5 Things Utah: Q&A w/Emma Chacon, ACA decision, Health equity

While DJ is out of office, I’ll be bringing you this edition of 5 Things We’re Watching. I’m the managing editor here at State of Reform where I have my eye on health care in Utah and a number of other states.

Feel free to email me any feedback or tips on what you think we should be covering!

 

Emily Boerger
State of Reform

1. Supreme Court dismisses ACA challenge

The U.S. Supreme Court dismissed the challenge to the Affordable Care Act in a 7-2 decision issued this morning. The justices did not rule on the constitutionality of the law, but instead said there is no harm to the plaintiffs (and therefore no legal standing to sue) because Congress had reduced the individual mandate penalty to zero dollars.

“For these reasons, we conclude that the plaintiffs in this suit failed to show a concrete, particularized injury fairly traceable to the defendants’ conduct in enforcing the specific statutory provision they attack as unconstitutional,” Justice Breyer wrote in the decision. “They have failed to show that they have standing to attack as unconstitutional the Act’s minimum essential coverage provision.” Justices Alito and Gorsuch dissented from the majority opinion.

 

2. Q&A w/Interim Medicaid Director Chacon

After serving as Medicaid deputy director, operations director, and in other positions at the Department of Health for many years, Emma Chacon took on the role of Interim State Medicaid Director in March 2021. In this Q&A, Chacon discusses Medicaid operations during the pandemic, equity discussions at UDOH, and the impact of the health department and human services department merger on Medicaid.

Chacon says some of the changes made to Utah’s Medicaid program during the pandemic, such as expanded telehealth through the use of audio-only services, may be here to stay. She also says they’re in the process of modifying contracts for non-emergency medical transportation related to vaccines for some groups. Her full comments are available here.

 

3. New federal funds to support Utah’s underserved communities

The CDC recently announced it had awarded $24.1 million to the Utah Department of Health to address health inequities exacerbated and created by the COVID-19 pandemic. The CDC awarded a total of $2.25 billion to 107 recipients for a two-year, non-research grant aimed at reducing disparities, improving testing and contact tracing, and preventing and controlling COVID infections among underserved populations.

The U.S. Dept. of Health and Human Services also recently announced $1.3 million in funding to support 13 Rural Health Clinics in Utah. Rural Health Clinics will use the funds “to maintain and increase COVID-19 testing, expand access to testing for rural residents, and broaden efforts to mitigate the spread of the virus in ways tailored to their local communities.”


4. Future of telehealth at Intermountain

A recent study from Intermountain Healthcare found utilizing telehealth for physical therapy after hip surgery was just as clinically effective and less expensive than in-person care. Dr. William Beninati, a pulmonologist at Intermountain, says this is yet another data point supporting the increased adoption of telehealth across the many silos in health care.

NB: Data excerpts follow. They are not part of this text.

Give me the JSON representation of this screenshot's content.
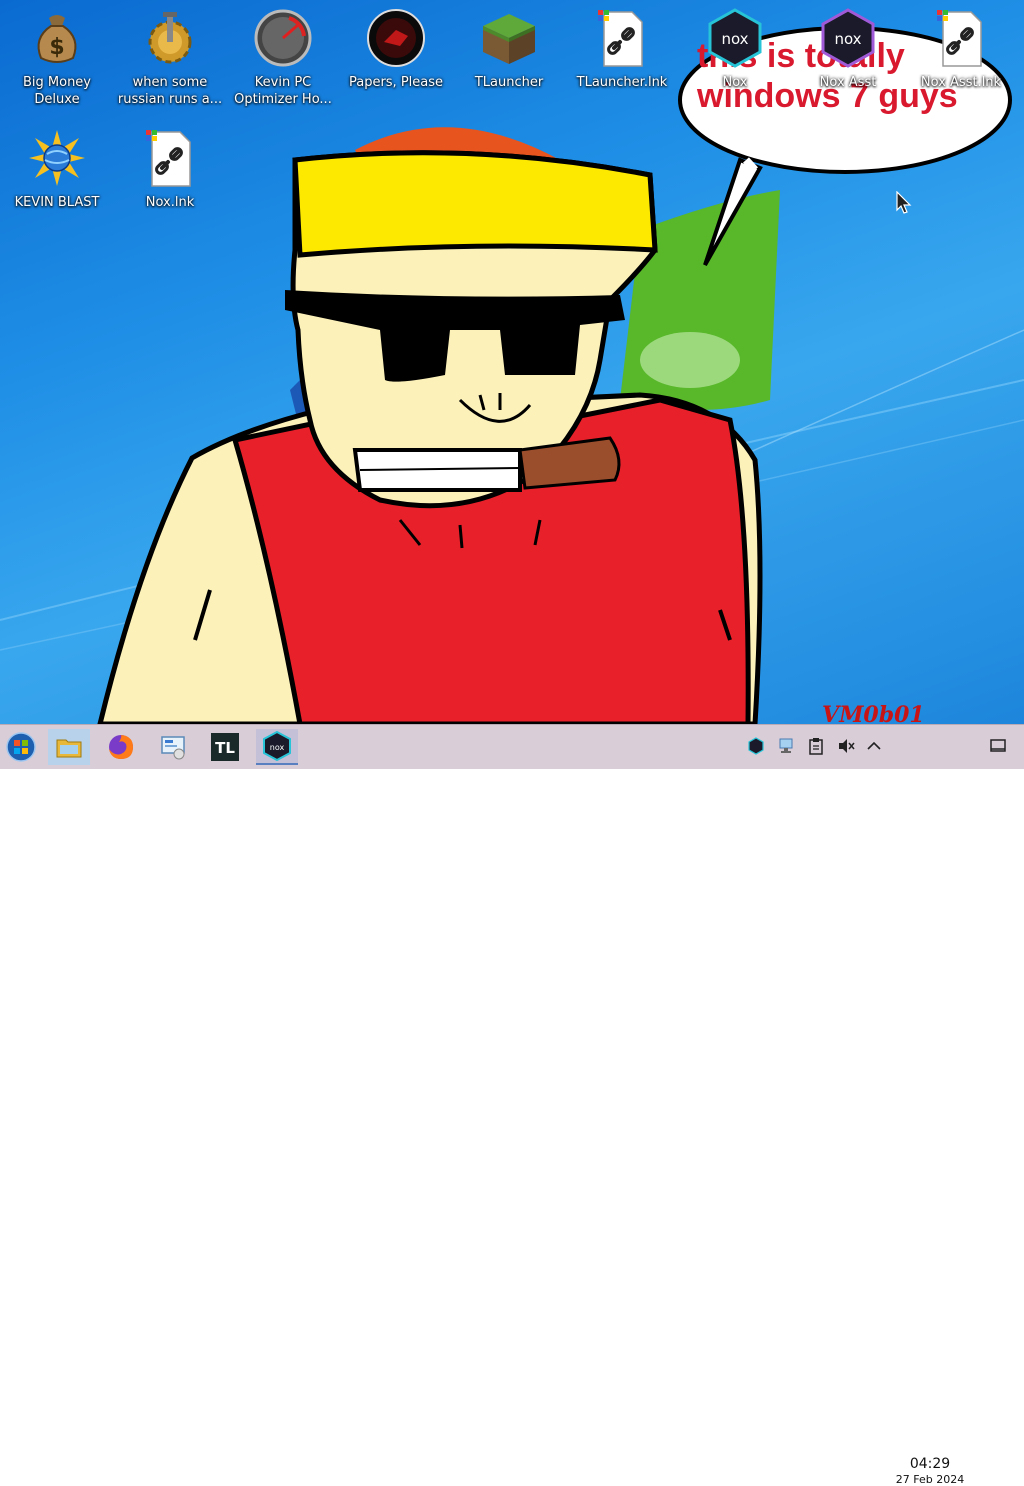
{
  "desktop": {
    "icons": [
      {
        "label": "Big Money Deluxe",
        "icon": "money-bag-icon"
      },
      {
        "label": "when some russian runs a...",
        "icon": "gear-icon"
      },
      {
        "label": "Kevin PC Optimizer Ho...",
        "icon": "speedometer-icon"
      },
      {
        "label": "Papers, Please",
        "icon": "papers-please-icon"
      },
      {
        "label": "TLauncher",
        "icon": "grass-block-icon"
      },
      {
        "label": "TLauncher.lnk",
        "icon": "shortcut-file-icon"
      },
      {
        "label": "Nox",
        "icon": "nox-icon"
      },
      {
        "label": "Nox Asst",
        "icon": "nox-icon"
      },
      {
        "label": "Nox Asst.lnk",
        "icon": "shortcut-file-icon"
      },
      {
        "label": "KEVIN BLAST",
        "icon": "globe-burst-icon"
      },
      {
        "label": "Nox.lnk",
        "icon": "shortcut-file-icon"
      }
    ],
    "wallpaper": {
      "speech_text": "this is totally windows 7 guys",
      "signature": "VM0b01"
    }
  },
  "taskbar": {
    "start": "windows-start-icon",
    "pinned": [
      "file-manager-icon",
      "firefox-icon",
      "control-panel-icon",
      "tlauncher-icon",
      "nox-icon"
    ],
    "tlauncher_text": "TL",
    "tray": [
      "nox-tray-icon",
      "network-icon",
      "clipboard-icon",
      "volume-muted-icon",
      "chevron-up-icon"
    ],
    "clock": {
      "time": "04:29",
      "date": "27 Feb 2024"
    },
    "show_desktop": "show-desktop-icon"
  },
  "colors": {
    "accent": "#5a7fc0",
    "taskbar": "#d9cdd8",
    "speech": "#d9192e"
  }
}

Beninati says Intermountain has worked on implementing more telehealth programs – such as the Tele-Crisis program – into their primary care and hospital environments for the last six years. He says Intermountain’s next expansion project will focus on broadband access in rural Utah and training clinical leaders in telehealth fluency.

 

5. Health equity conversations in Utah

Angela Choberka is a member equity program consultant at SelectHealth and a City Councilmember for Ogden, Utah. Choberka recently caught up with State of Reform Reporter Patrick Jones for a conversation on health equity challenges in Utah, the importance of data collection, and representation in the health care workforce.

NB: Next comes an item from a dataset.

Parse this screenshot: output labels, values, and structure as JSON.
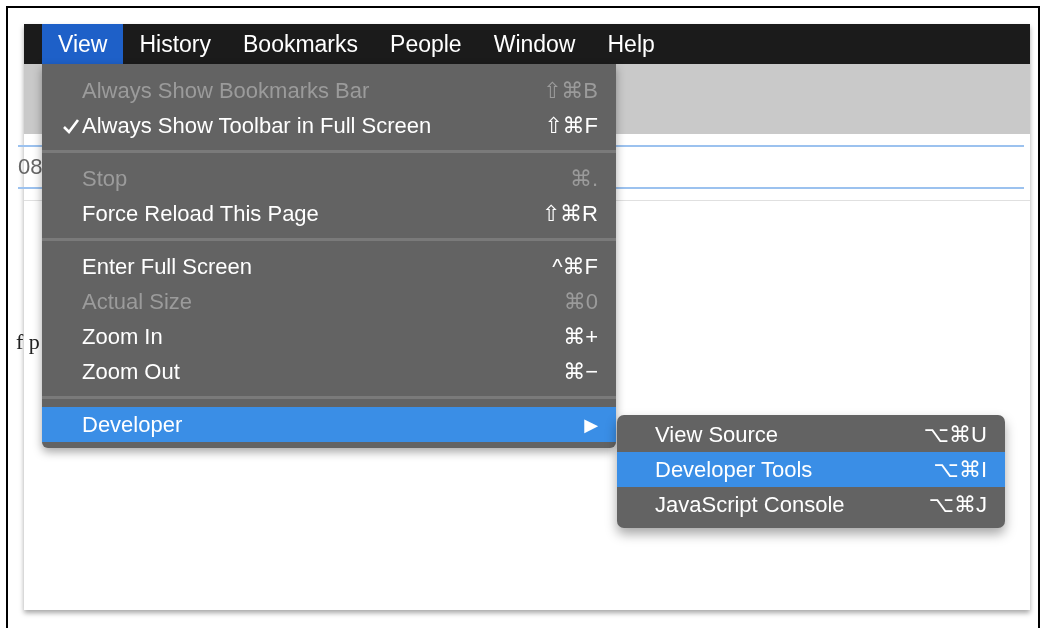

Choberka also described her work on the Alliance for the Determinants of Health project, which focused on moving upstream to build stronger communities. “It’s not okay for us as a health care system to acknowledge that there’s a 10-year life expectancy difference based on where you live and your address…We are thinking about how we get upstream further and how we build communities where everybody has the equal chance at opportunity.”